Passados dois meses do início do atual governo, e ainda quando o tempo seja insuficiente para avaliações adequadas, é correto analisarmos as expectativas decorrentes desse começo. Na minha opinião, não são boas, e aqui não vai ato de contrição, porque reafirmo que a vitória de Lula no segundo turno foi indispensável para manutenção do bem maior que é a democracia. No topo da pirâmide do programa e das falas de Lula durante a campanha, está o combate à fome. Aplausos. Porém, se, por um lado, é próprio aumentar-se o salário-mínimo, surpreende que o assunto não assuma lugar de maior protagonismo entre as pautas governamentais. O simples reajuste para R$ 1.320,00 é absolutamente incompatível com as necessidades básicas de qualquer cidadão.
O último valor que tenho na memória é o de R$ 6.500,00 para sustento de uma família de quatro pessoas para aquisição de itens básicos de alimentação, sem incluir habitação, água, luz, transporte, saúde e outros itens essenciais. É a sempre complexa equação entre salário-mínimo e salário digno. Essa é uma discussão que compete ao governo estruturar para o futuro, porque, obviamente, no ambiente fiscal em que vivemos desde sempre, o ideal é mais que utópico. Por isso, ao invés de insistir no reajuste puro e simples, competiria aos líderes colocar de maneira mais assertiva e objetiva a discussão. É claro que tudo passa por uma definição de política econômica, meta de inflação, âncora fiscal e cambial, taxa de juros, entre outras premissas básicas da economia. Sem apontar claramente para um caminho, entretanto, Lula vem tensionando o ambiente com pronunciamentos atabalhoados que fazem lembrar o líder sindical, e não um presidente em terceiro mandato.

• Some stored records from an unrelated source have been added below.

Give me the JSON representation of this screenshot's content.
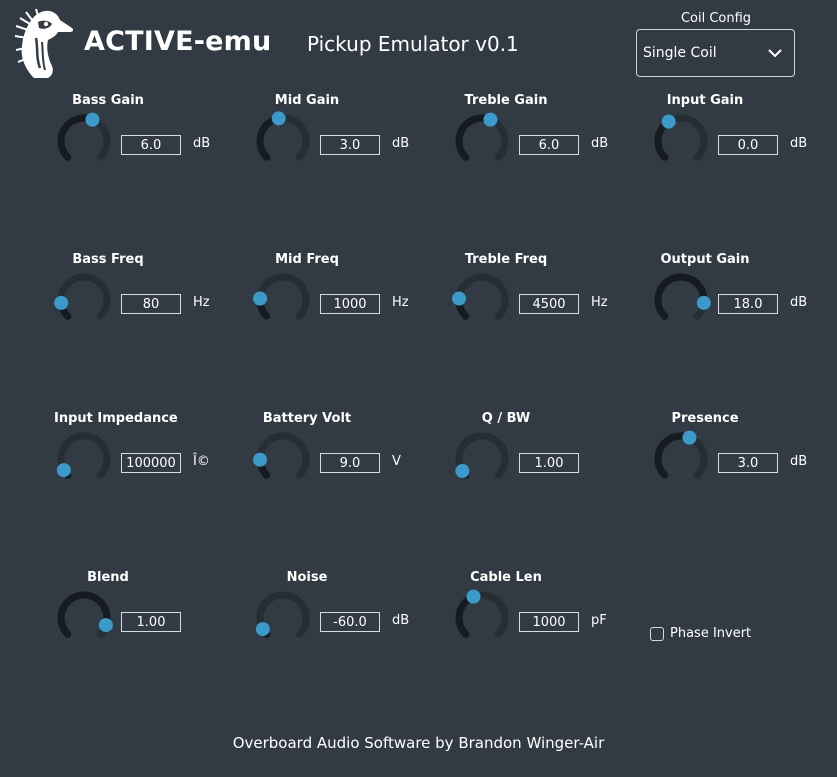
{
  "header": {
    "brand": "ACTIVE-emu",
    "subtitle": "Pickup Emulator v0.1"
  },
  "coil_config": {
    "label": "Coil Config",
    "selected": "Single Coil"
  },
  "controls": [
    {
      "id": "bass-gain",
      "label": "Bass Gain",
      "value": "6.0",
      "unit": "dB",
      "level": 0.58
    },
    {
      "id": "mid-gain",
      "label": "Mid Gain",
      "value": "3.0",
      "unit": "dB",
      "level": 0.46
    },
    {
      "id": "treble-gain",
      "label": "Treble Gain",
      "value": "6.0",
      "unit": "dB",
      "level": 0.58
    },
    {
      "id": "input-gain",
      "label": "Input Gain",
      "value": "0.0",
      "unit": "dB",
      "level": 0.38
    },
    {
      "id": "bass-freq",
      "label": "Bass Freq",
      "value": "80",
      "unit": "Hz",
      "level": 0.14
    },
    {
      "id": "mid-freq",
      "label": "Mid Freq",
      "value": "1000",
      "unit": "Hz",
      "level": 0.18
    },
    {
      "id": "treble-freq",
      "label": "Treble Freq",
      "value": "4500",
      "unit": "Hz",
      "level": 0.18
    },
    {
      "id": "output-gain",
      "label": "Output Gain",
      "value": "18.0",
      "unit": "dB",
      "level": 0.86
    },
    {
      "id": "input-impedance",
      "label": "Input Impedance",
      "value": "100000",
      "unit": "Î©",
      "level": 0.06
    },
    {
      "id": "battery-volt",
      "label": "Battery Volt",
      "value": "9.0",
      "unit": "V",
      "level": 0.16
    },
    {
      "id": "q-bw",
      "label": "Q / BW",
      "value": "1.00",
      "unit": "",
      "level": 0.05
    },
    {
      "id": "presence",
      "label": "Presence",
      "value": "3.0",
      "unit": "dB",
      "level": 0.58
    },
    {
      "id": "blend",
      "label": "Blend",
      "value": "1.00",
      "unit": "",
      "level": 0.9
    },
    {
      "id": "noise",
      "label": "Noise",
      "value": "-60.0",
      "unit": "dB",
      "level": 0.06
    },
    {
      "id": "cable-len",
      "label": "Cable Len",
      "value": "1000",
      "unit": "pF",
      "level": 0.42
    }
  ],
  "phase_invert": {
    "label": "Phase Invert",
    "checked": false
  },
  "footer": "Overboard Audio Software by Brandon Winger-Air",
  "colors": {
    "background": "#323b43",
    "track": "#262e34",
    "fill": "#151b20",
    "accent": "#3a9bcb"
  }
}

É ridícula, por exemplo, a sua investida contra o Presidente do BC, a uma, porque o superior hierárquico não vai aos jornais criticar um subordinado; por mais que se fale em autonomia e independência do BC, Roberto Campos Neto é a ele subordinado, e as críticas se fazem em particular, a duas, porque o ambiente econômico gosta de calmaria. É tradição na política mundial, e no Brasil nunca foi diferente, que os políticos de direita ou esquerda caminhem e sinalizem para o centro, manobra indispensável para governar. Não é preciso abdicar de princípios, mas é importante absorver outros que os complementem, sobretudo quando os valores do governante têm força de per se para não serem contrariados, o que é o caso, porque ninguém é contra salvar o povo da fome. E aí é que entraria a discussão saudável entre salário digno versus responsabilidade fiscal, por exemplo. Parece, infelizmente, que, até aqui, e apesar das excelentes iniciativas em diversos outros campos, todas notórias, o líder sindical extremista vai liderando a economia.